He started his film career as a film technician at Shepperton Studios. He was an assistant to John Huston on films including The African Queen (1951) and Moulin Rouge (1952). He was an Assistant Director on Huston's version of Moby Dick (1956), and Assistant Producer and Assistant Director on Mike Todd's Around the World in 80 Days (also 1956). He later wrote, produced and directed the 1957 film The Boy and the Bridge, with financial assistance from Ivar Bryce.
Bryce was a close friend of Ian Fleming. In 1958, McClory, Bryce, Fleming and Jack Whittingham collaborated on a number of drafts for a possible film or television series featuring Fleming's secret agent, James Bond. After The Boy and the Bridge crashed at the box office, Fleming grew cooler on the project with McClory. Without permission, Fleming novelised the draft screenplay as his ninth novel, Thunderball in 1961, which initially did not give either McClory or Whittingham credit. The two sued, and the case opened to the High Court in London on 20 November 1963. After 9 days, the case was settled. Fleming paid McClory damages of £35,000 and his court costs of £52,000, and future versions of the novel were credited as "based on a screen treatment by Kevin McClory, Jack Whittingham, and Ian Fleming" - in that order. Due to the lawsuit, Thunderball was pushed back as the first official Bond film in Harry Saltzman's and Albert R. Broccoli's series. Broccoli and Saltzman's production company EON Productions later made a deal with McClory for Thunderball to be made into a film in 1965, consequently allowing McClory sole producing credit for the adaptation. McClory additionally retained the rights to remake the film after ten years had elapsed.

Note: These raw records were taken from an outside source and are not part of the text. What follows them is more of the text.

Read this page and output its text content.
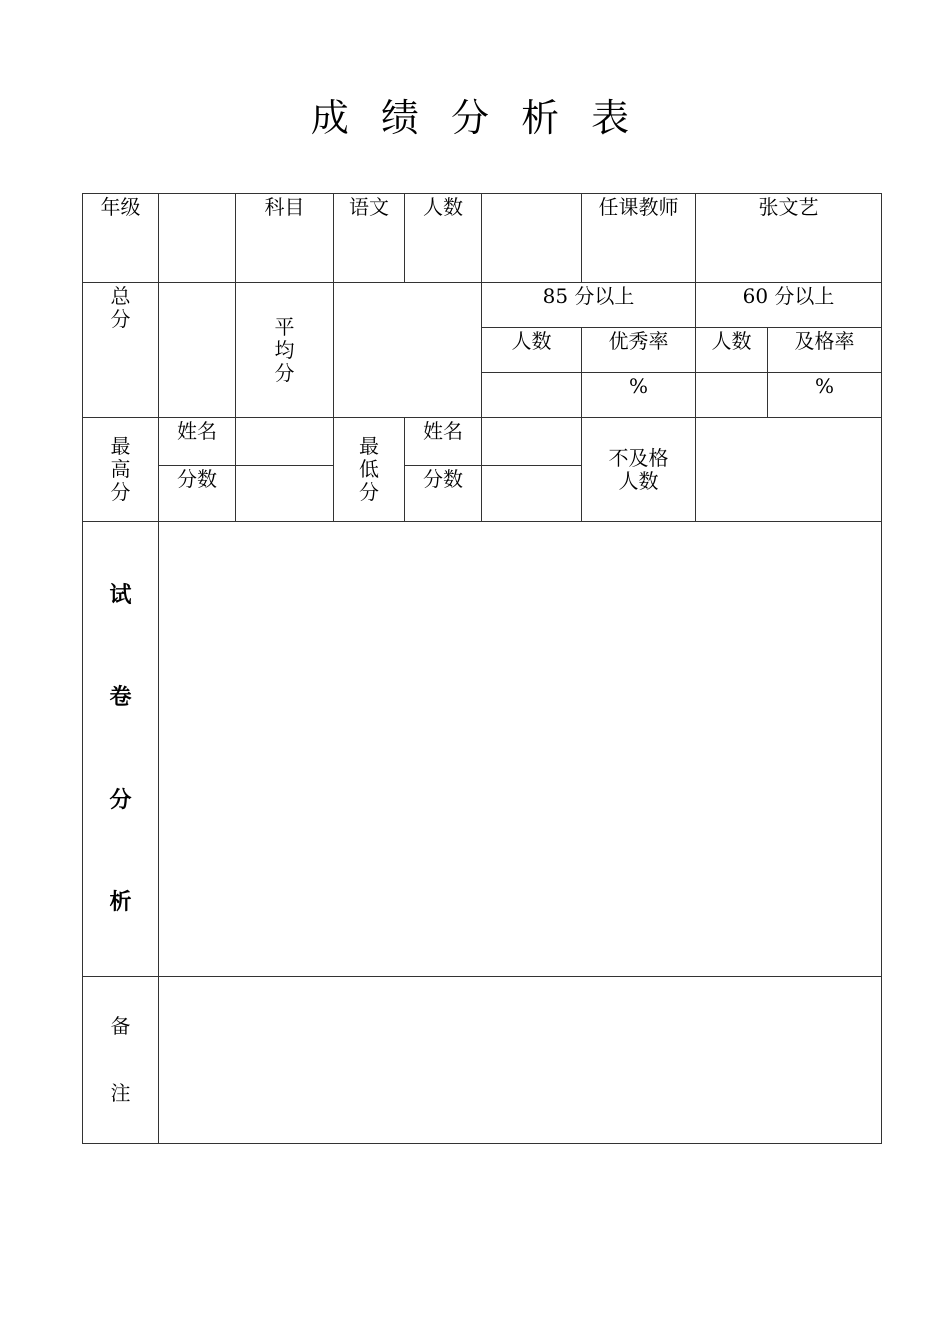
成 绩 分 析 表
年级		科目	语文	人数		任课教师	张文艺	
总分		平均分			85 分以上		60 分以上	
					人数	优秀率	人数	及格率
						%		%
最高分	姓名		最低分	姓名		不及格人数		
	分数			分数				

试
卷
分
析								

备
注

In 1976, McClory announced he was to produce an original James Bond film to be titled either Warhead, Warhead 8, or James Bond of the Secret Service, but the project immediately ran into more legal problems with the Broccoli family and was ultimately abandoned. The project was taken over by American producer Jack Schwartzman who, with the backing of Warner Bros., was able to get Thunderball remade as Never Say Never Again in 1983, with McClory credited as executive producer. The film starred Sean Connery as agent 007 in a highly-publicized return to the role after a 12 year absence.
McClory subsequently continued to try to make other adaptations of Thunderball, including most famously a project called Warhead 2000 A.D. that was to be made by Sony with Timothy Dalton in the lead role. Once again, McClory's hold on the Thunderball film rights came into question and the project was eventually scrapped in 1999 after Sony settled out of court with MGM/UA, ceding any rights to making a James Bond film. Ironically, in 2004 Sony acquired MGM; however, the production and final say over everything involving the film version of James Bond is controlled by EON Productions, Albert R. Broccoli's production company and its parent company Danjaq, LLC.
Prior to Sony's settlement with MGM in 1999, they filed a lawsuit against MGM claiming McClory was the co-author of the cinematic 007 and was owed fees from Danjaq and MGM for all past films. This lawsuit was thrown out in 2000 on the ground that McClory had waited too long to bring his claims. The Ninth Circuit Court of Appeals later affirmed this decision in 2001.
McClory was married twice. He was survived by two sons and two daughters.